Tuesday 1st to Thursday 3rd November – Lytchett Bay   Leave a comment

In the afternoon of the 1st we attempted to ring some Pied Wagtails at Lytchett Bay.  Now that the clocks have gone back we have start setting up at 3pm and this means its difficult to get people to help midweek. As a result it was just Kevin and I setting up, although Bob was able to help with the ringing after dark, and I found transporting all the gear through the thick mud of the net ride to be physically demanding.

We succeeded in catching 57 Pied Wags and 6 Reed Buntings which were ringed later in Bob’s garage.

Ageing and sexing Pied Wagtails can be tricky. The lack of contrast in the greater coverts and the very dark primaries indicate this is an adult and the uniform grey mantle shows it is a female.

After the birds were extracted the nets were furled. Shaun and I returned at dawn on the 2nd but the weather was much windier than expected and the tide was very high, flooding the already wet and muddy net ride. We soon decided the attempt had to be abandoned.

Under these circumstances we had no alternative than to take down.
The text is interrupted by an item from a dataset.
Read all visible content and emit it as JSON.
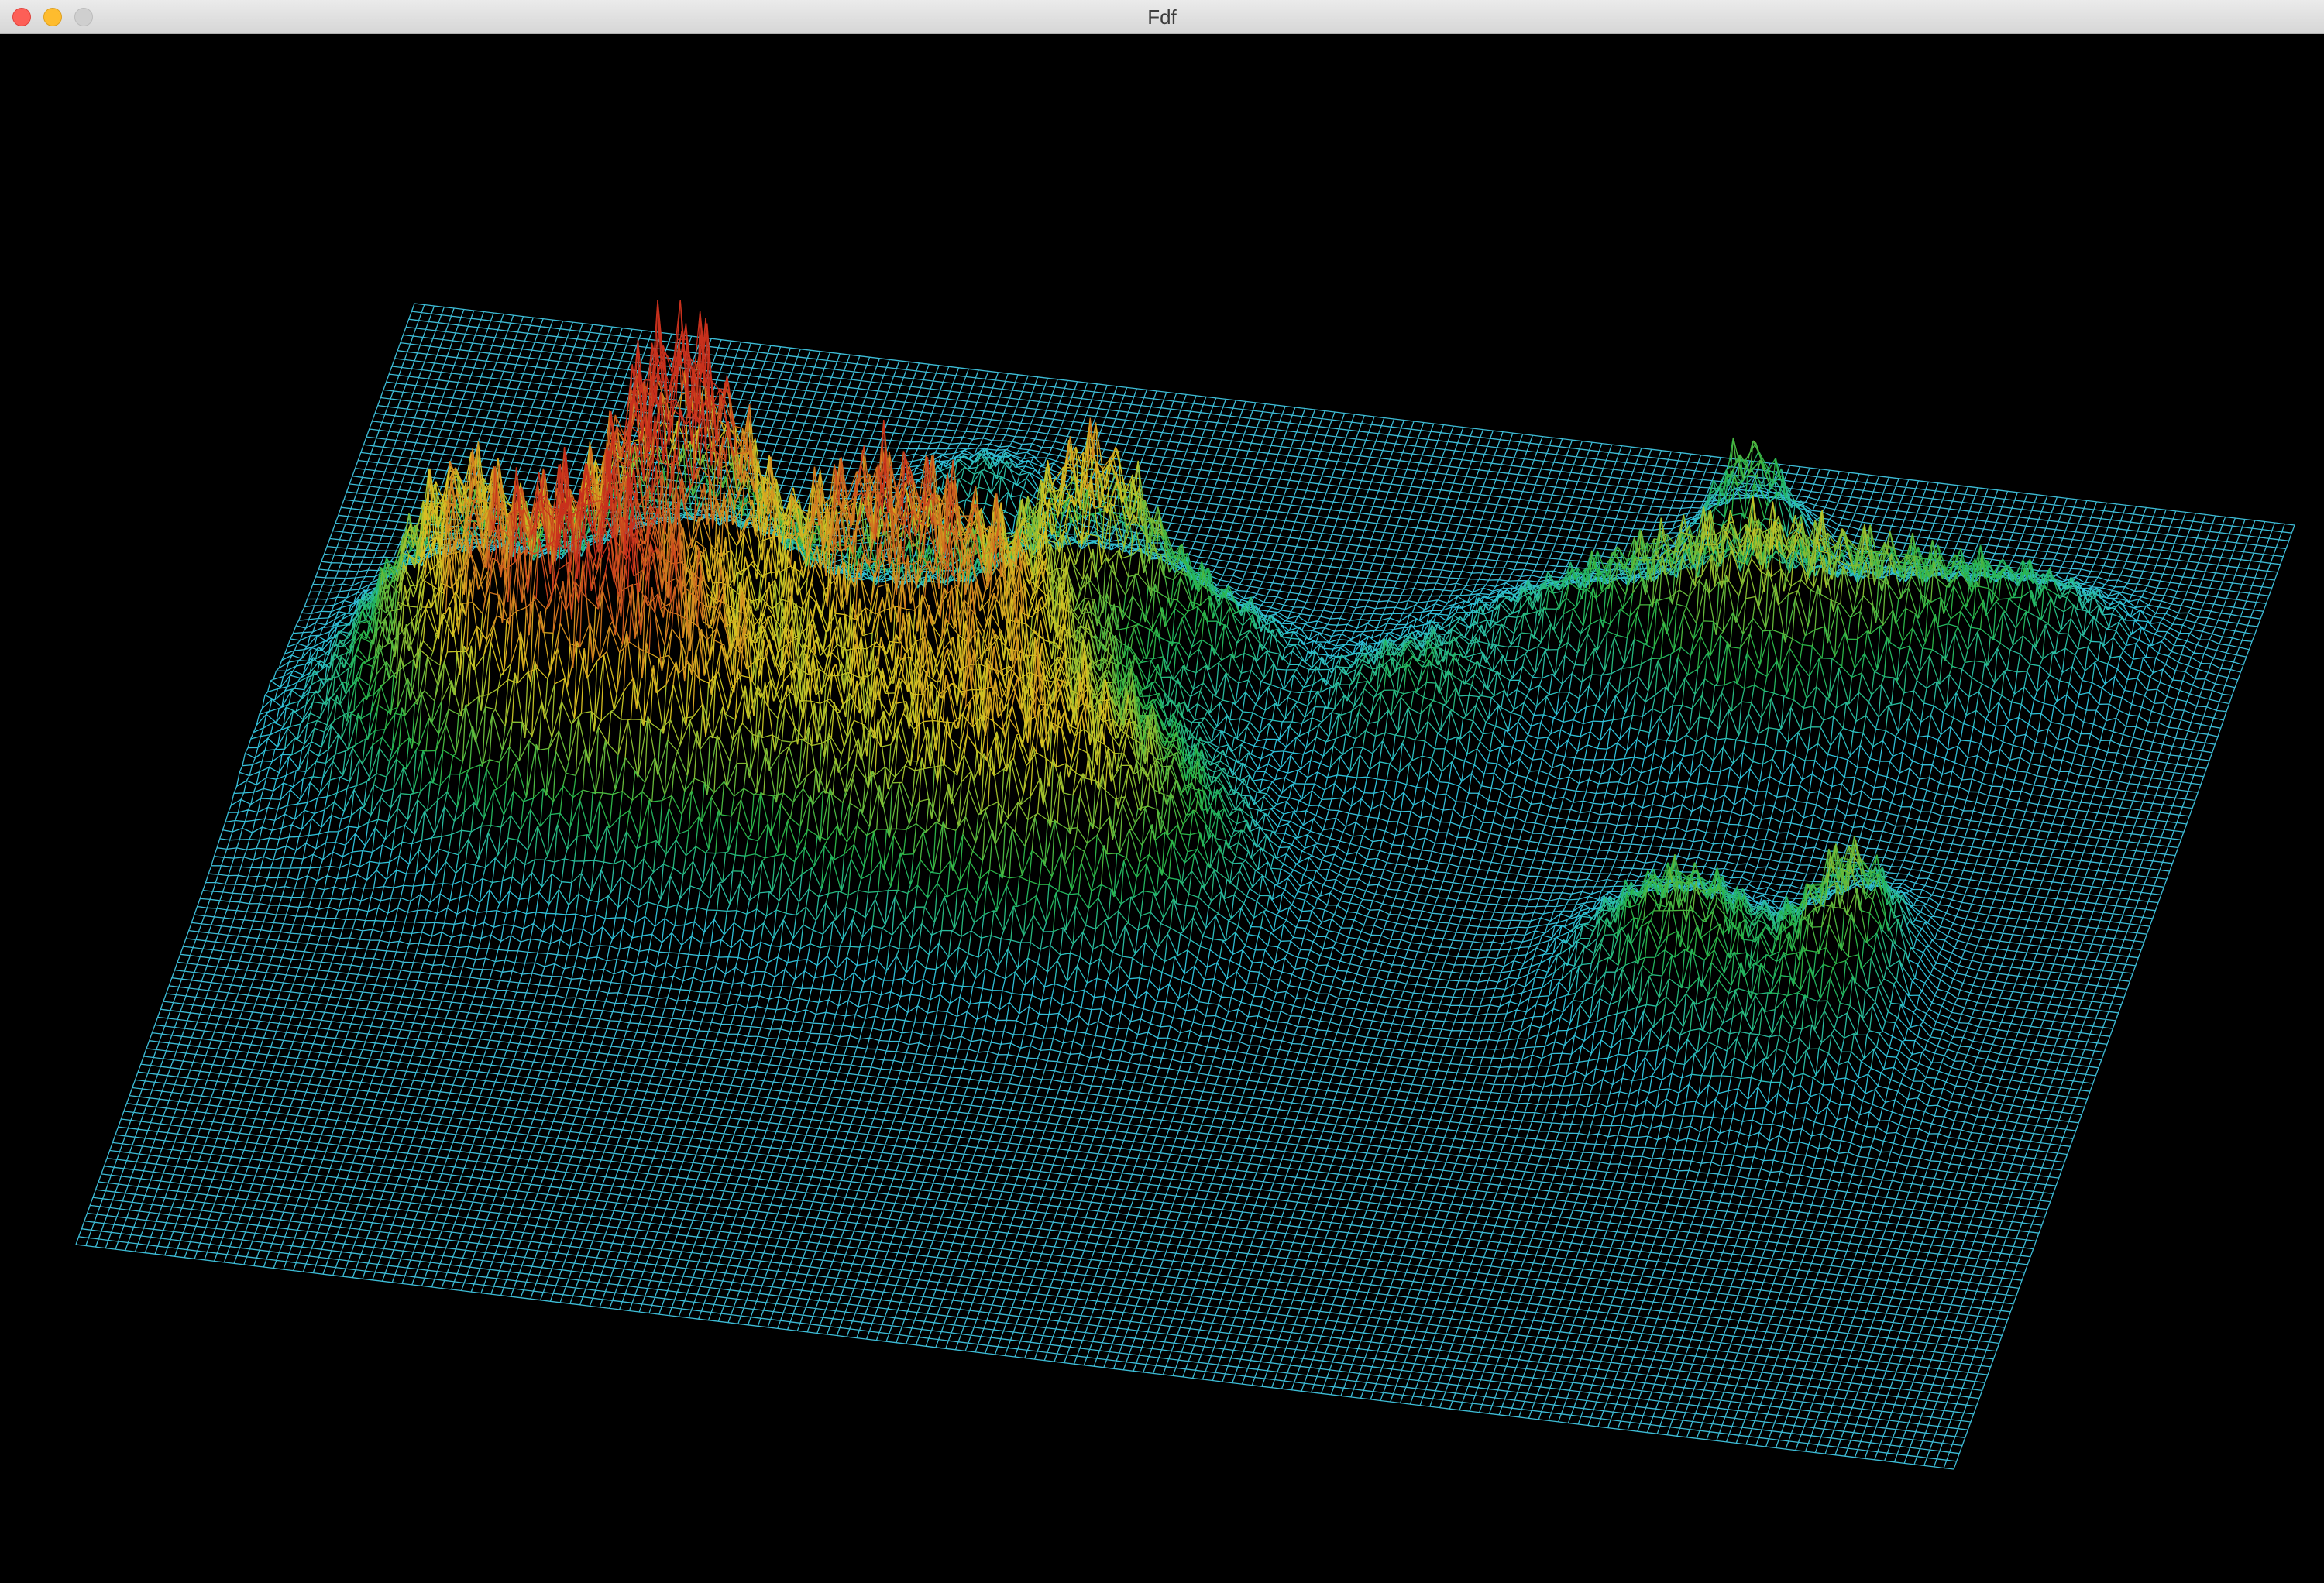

I went home to clean up, but Lytchett stalwart Shaun continued birding, and I not long after I got back I received a text to say that he found a first year Kittiwake, a very rare bird at Lytchett. I quickly returned, this time to the Border Road area just in time to see an Egyptian Goose fly overhead, Shaun had just seen a party of three go over and I had caught a brief view of one of them.

Egyptian Goose: photo from the internet.

Later the Kittiwake was relocated on the far side of the Bay.

Photography was difficult as it always faced into the wind.

But thanks to Shaun, I got two Lytchett Bay ticks in the same morning.

I returned to the Border Road side of the Bay on the morning of the 3rd. Nothing unusual was found but their were over 100 Oystercatchers feeding on Turlin Moor playing field, a Marsh Harrier was seen distantly, 3 Little and 2 Great Crested Grebes were in the Bay and there was a large concentration of Mute Swans in the NW corner.

Mute Swans at the Bay

Oystercatchers at Turlin Moor.

Constantly disturbed by dog walkers, the Oystercatchers couldn't settle for long until the tide dropped.